会計や人事、販売管理といった企業の中核を担う基幹システムやERPは、長年の運用でアドオンが積み重なり、保守コストが膨らみ、改修の判断が難しくなりがちです。全面刷新まで踏み切れないものの、特定の機能だけを追加・改善したい、法改正に対応したい、連携部分のボトルネックを解消したいといった「部分的な改修」のニーズは、むしろ全面刷新よりも頻度高く発生します。そして、その改修を社内だけで完結できる企業は限られているため、ベンダーへの発注・外注・委託という選択が現実的な手段となります。

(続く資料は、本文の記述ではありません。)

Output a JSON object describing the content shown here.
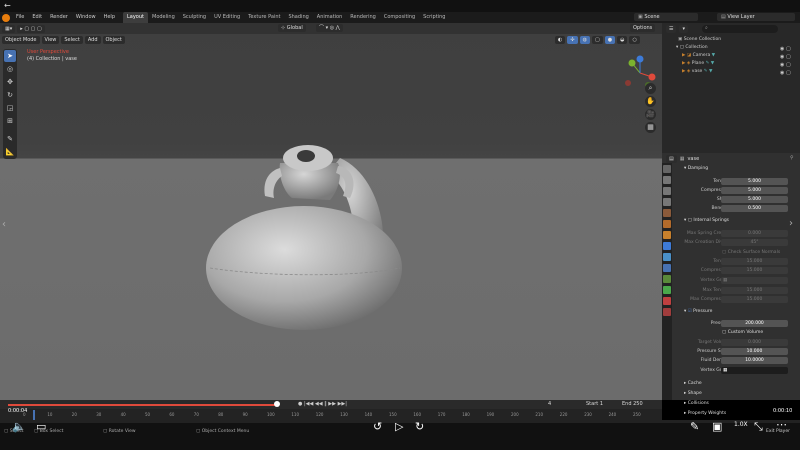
{
  "window": {
    "back_glyph": "←",
    "scene": "Scene",
    "view_layer": "View Layer"
  },
  "menu": [
    "File",
    "Edit",
    "Render",
    "Window",
    "Help"
  ],
  "workspaces": [
    "Layout",
    "Modeling",
    "Sculpting",
    "UV Editing",
    "Texture Paint",
    "Shading",
    "Animation",
    "Rendering",
    "Compositing",
    "Scripting"
  ],
  "viewport": {
    "mode": "Object Mode",
    "menus": [
      "View",
      "Select",
      "Add",
      "Object"
    ],
    "orientation": "Global",
    "options": "Options",
    "overlay_line1": "User Perspective",
    "overlay_line2": "(4) Collection | vase"
  },
  "outliner": {
    "root": "Scene Collection",
    "collection": "Collection",
    "items": [
      "Camera",
      "Plane",
      "vase"
    ]
  },
  "properties": {
    "object": "vase",
    "damping_header": "Damping",
    "damping": [
      {
        "label": "Tension",
        "value": "5.000"
      },
      {
        "label": "Compression",
        "value": "5.000"
      },
      {
        "label": "Shear",
        "value": "5.000"
      },
      {
        "label": "Bending",
        "value": "0.500"
      }
    ],
    "internal_springs_header": "Internal Springs",
    "internal_springs": [
      {
        "label": "Max Spring Creat...",
        "value": "0.000"
      },
      {
        "label": "Max Creation Dive...",
        "value": "45°"
      }
    ],
    "check_surface_normals": "Check Surface Normals",
    "internal_springs2": [
      {
        "label": "Tension",
        "value": "15.000"
      },
      {
        "label": "Compression",
        "value": "15.000"
      }
    ],
    "vertex_group_label": "Vertex Group",
    "internal_springs3": [
      {
        "label": "Max Tension",
        "value": "15.000"
      },
      {
        "label": "Max Compression",
        "value": "15.000"
      }
    ],
    "pressure_header": "Pressure",
    "pressure": {
      "label": "Pressure",
      "value": "200.000"
    },
    "custom_volume": "Custom Volume",
    "target_volume": {
      "label": "Target Volume",
      "value": "0.000"
    },
    "pressure_scale": {
      "label": "Pressure Scale",
      "value": "10.000"
    },
    "fluid_density": {
      "label": "Fluid Density",
      "value": "10.0000"
    },
    "vertex_group2_label": "Vertex Group",
    "sections": [
      "Cache",
      "Shape",
      "Collisions",
      "Property Weights"
    ]
  },
  "timeline": {
    "time_start": "0:00:04",
    "time_end": "0:00:10",
    "current_frame": "4",
    "start_label": "Start",
    "start_value": "1",
    "end_label": "End",
    "end_value": "250",
    "playback_progress": 0.38,
    "ticks": [
      "0",
      "10",
      "20",
      "30",
      "40",
      "50",
      "60",
      "70",
      "80",
      "90",
      "100",
      "110",
      "120",
      "130",
      "140",
      "150",
      "160",
      "170",
      "180",
      "190",
      "200",
      "210",
      "220",
      "230",
      "240",
      "250"
    ]
  },
  "status": {
    "select": "Select",
    "box_select": "Box Select",
    "rotate_view": "Rotate View",
    "context_menu": "Object Context Menu",
    "speed": "1.0X",
    "exit_player": "Exit Player"
  },
  "colors": {
    "accent": "#4772b3",
    "timeline_red": "#e04a3b"
  }
}
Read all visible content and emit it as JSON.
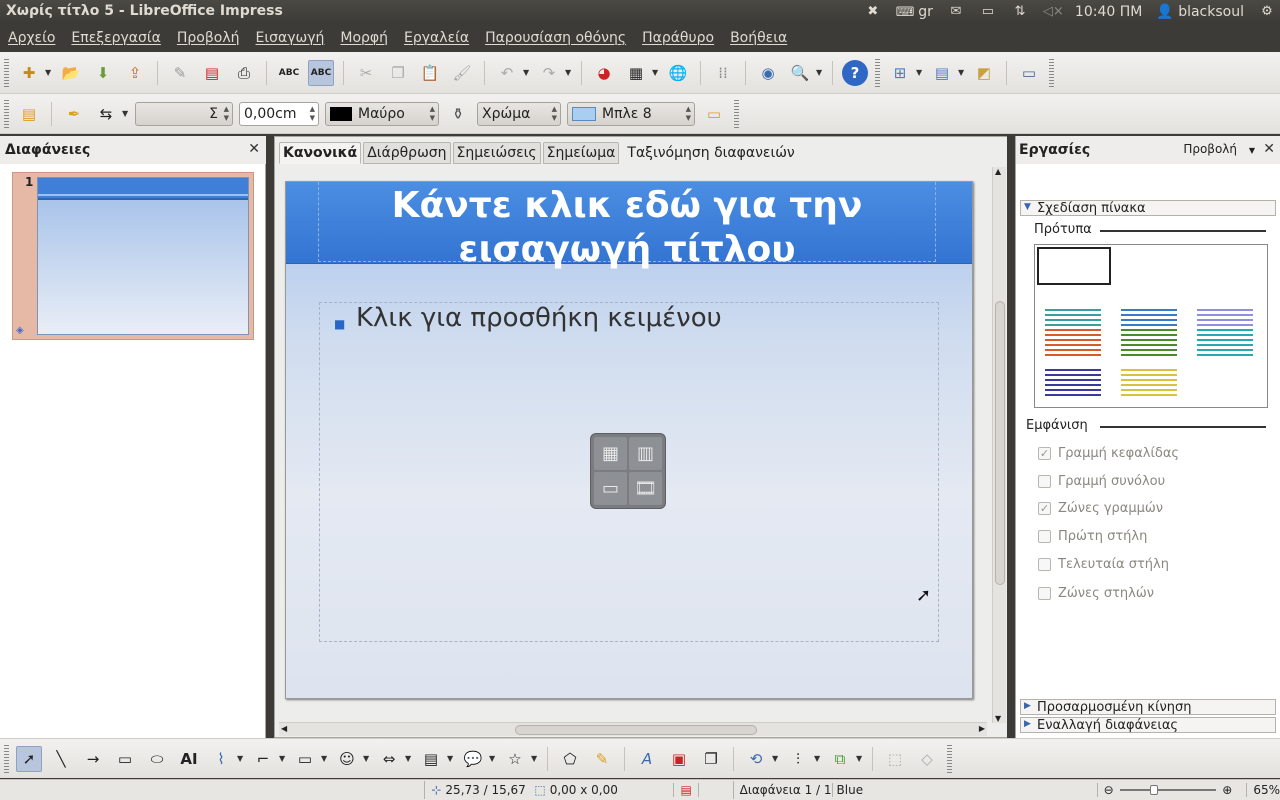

本記事では、基幹システム・ERP改修を外部へ発注する際の進め方を、発注前の準備から契約形態の使い分け、ベンダーロックインを避ける契約の工夫、費用相場と隠れコスト、発注先の選定基準まで一気通貫で解説します。独立行政法人情報処理推進機構(IPA)の一次データや、基幹システム特有のFit to Standard・データ移行の重さといった実務上の落とし穴も踏まえ、この記事を読めば「誰に、どう頼み、いくらで、何に注意して進めればよいか」が判断できる構成にしています。スコープを限定し、費用対効果を最大化する発注の考え方を身につけていただける内容です。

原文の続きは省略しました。